Ack, I totally missed the parenthetical comment after Apollo 13. My excuse is that I have a head cold :stuck_out_tongue: No offense intended, but I’m used to people trying to tear that movie apart for errors that aren’t really errors - it’s a pet peeve.

The Patriot was supposedly based on history, but the man Mel Gibson’s character was not what you would call an altogether nice guy, so his name got changed up a bit and his good deeds were exaggerated. The fictional British commander wasn’t just the “bad guy,” he was practically Satan incarnate. I can’t blame the Brits for getting irritated at his characterization.

The Emerald Forest was claimed to be based on a true story, but turns out to have been pretty much a near total invention.

  • Tamerlane

Oh, I dunno about that. During the FBI briefing that introduces Hanks’ character, he’s describing Abignail’s scam as a “new type of bank fraud I’ll call ‘the float’”. It may seem glossed over because of Hanks’ no-nonsense performance and the blasé reaction of the other agents, but the film never leaves Abignail’s cleverness in doubt.

Knawck knawck…

Gah! I’m always getting the two names mixed up.

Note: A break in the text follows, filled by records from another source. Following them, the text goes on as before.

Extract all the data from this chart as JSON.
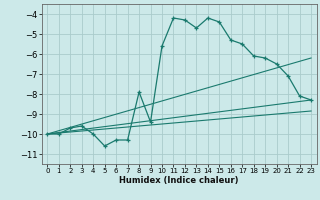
{
  "xlabel": "Humidex (Indice chaleur)",
  "xlim": [
    -0.5,
    23.5
  ],
  "ylim": [
    -11.5,
    -3.5
  ],
  "yticks": [
    -11,
    -10,
    -9,
    -8,
    -7,
    -6,
    -5,
    -4
  ],
  "xticks": [
    0,
    1,
    2,
    3,
    4,
    5,
    6,
    7,
    8,
    9,
    10,
    11,
    12,
    13,
    14,
    15,
    16,
    17,
    18,
    19,
    20,
    21,
    22,
    23
  ],
  "bg_color": "#cce9e9",
  "grid_color": "#aacccc",
  "line_color": "#1a7a6e",
  "line1_x": [
    0,
    1,
    2,
    3,
    4,
    5,
    6,
    7,
    8,
    9,
    10,
    11,
    12,
    13,
    14,
    15,
    16,
    17,
    18,
    19,
    20,
    21,
    22,
    23
  ],
  "line1_y": [
    -10,
    -10,
    -9.7,
    -9.6,
    -10,
    -10.6,
    -10.3,
    -10.3,
    -7.9,
    -9.4,
    -5.6,
    -4.2,
    -4.3,
    -4.7,
    -4.2,
    -4.4,
    -5.3,
    -5.5,
    -6.1,
    -6.2,
    -6.5,
    -7.1,
    -8.1,
    -8.3
  ],
  "line2_x": [
    0,
    23
  ],
  "line2_y": [
    -10,
    -8.3
  ],
  "line3_x": [
    0,
    23
  ],
  "line3_y": [
    -10,
    -6.2
  ],
  "line4_x": [
    0,
    23
  ],
  "line4_y": [
    -10,
    -8.85
  ]
}
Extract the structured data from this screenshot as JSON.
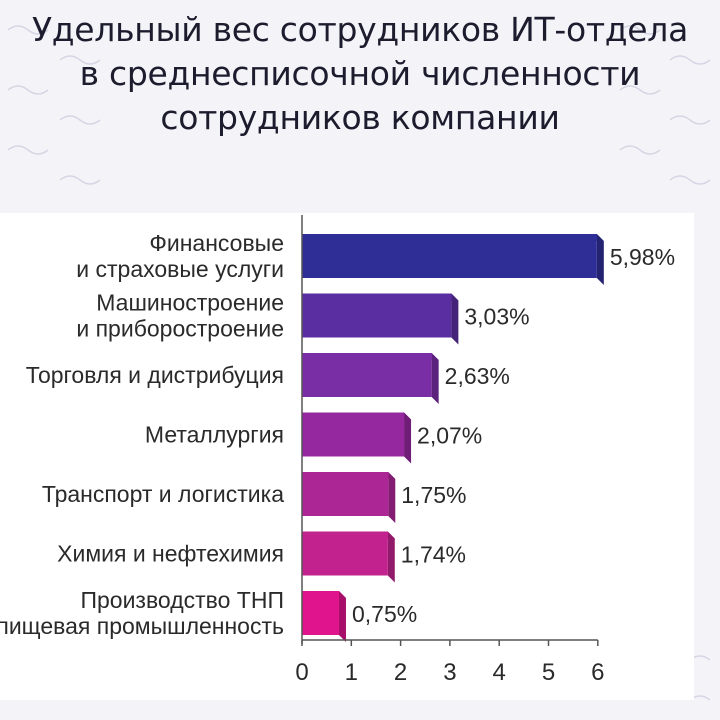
{
  "title": {
    "lines": [
      "Удельный вес сотрудников ИТ-отдела",
      "в среднесписочной численности",
      "сотрудников компании"
    ]
  },
  "colors": {
    "background": "#f4f4f8",
    "panel": "#ffffff",
    "bars": [
      "#2e2e96",
      "#5a2ea0",
      "#7a2ea6",
      "#95279f",
      "#ad2696",
      "#c2228e",
      "#e0148c"
    ]
  },
  "chart_data": {
    "type": "bar",
    "orientation": "horizontal",
    "title": "Удельный вес сотрудников ИТ-отдела в среднесписочной численности сотрудников компании",
    "categories": [
      [
        "Финансовые",
        "и страховые услуги"
      ],
      [
        "Машиностроение",
        "и приборостроение"
      ],
      [
        "Торговля и дистрибуция"
      ],
      [
        "Металлургия"
      ],
      [
        "Транспорт и логистика"
      ],
      [
        "Химия и нефтехимия"
      ],
      [
        "Производство ТНП",
        "и пищевая промышленность"
      ]
    ],
    "values": [
      5.98,
      3.03,
      2.63,
      2.07,
      1.75,
      1.74,
      0.75
    ],
    "value_labels": [
      "5,98%",
      "3,03%",
      "2,63%",
      "2,07%",
      "1,75%",
      "1,74%",
      "0,75%"
    ],
    "xlim": [
      0,
      6
    ],
    "xticks": [
      "0",
      "1",
      "2",
      "3",
      "4",
      "5",
      "6"
    ],
    "xlabel": "",
    "ylabel": "",
    "grid": false,
    "legend": "none"
  }
}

The bridge collapse was VERY true. Point Pleasant, VA- 1966, I think. And author John A. Keel claims there were people claiming encounters with “Indrid Cold” which had severe emotional repercussions.

The Philadelpha Experiment. Charles Berlitz’s “based on true events” book, on which the film is based, is pretty much pure fiction.

Well, I meant that Abagnale went in to more technical detail about his scams than they showed in the movie. I know the scene you’re talking about, but it’s 20 seconds of film while there’s 2 or 3 pages about it in the book (total). To be fair though, I don’t know how you could show that in an “entertaining” way… I can’t believe that they didn’t show the “night deposit” scam though - too rich!

Also, I wanted to pimp for the flick Sweet and Lowdown. It’s a “mockumentary” based on a ficticious musician (Sean Penn) that has a love\hate relationship with (non-ficticious) Django Reinhart (hope I spelled that correctly - I’m terminal serviced into my home box and don’t have the time or bandwidth to check). ANYWAY, it’s a great movie, even if you don’t like Woody Allen (who appears in the “interview sessions”, but does not play a “role” in the film, and I don’t think he directed it either).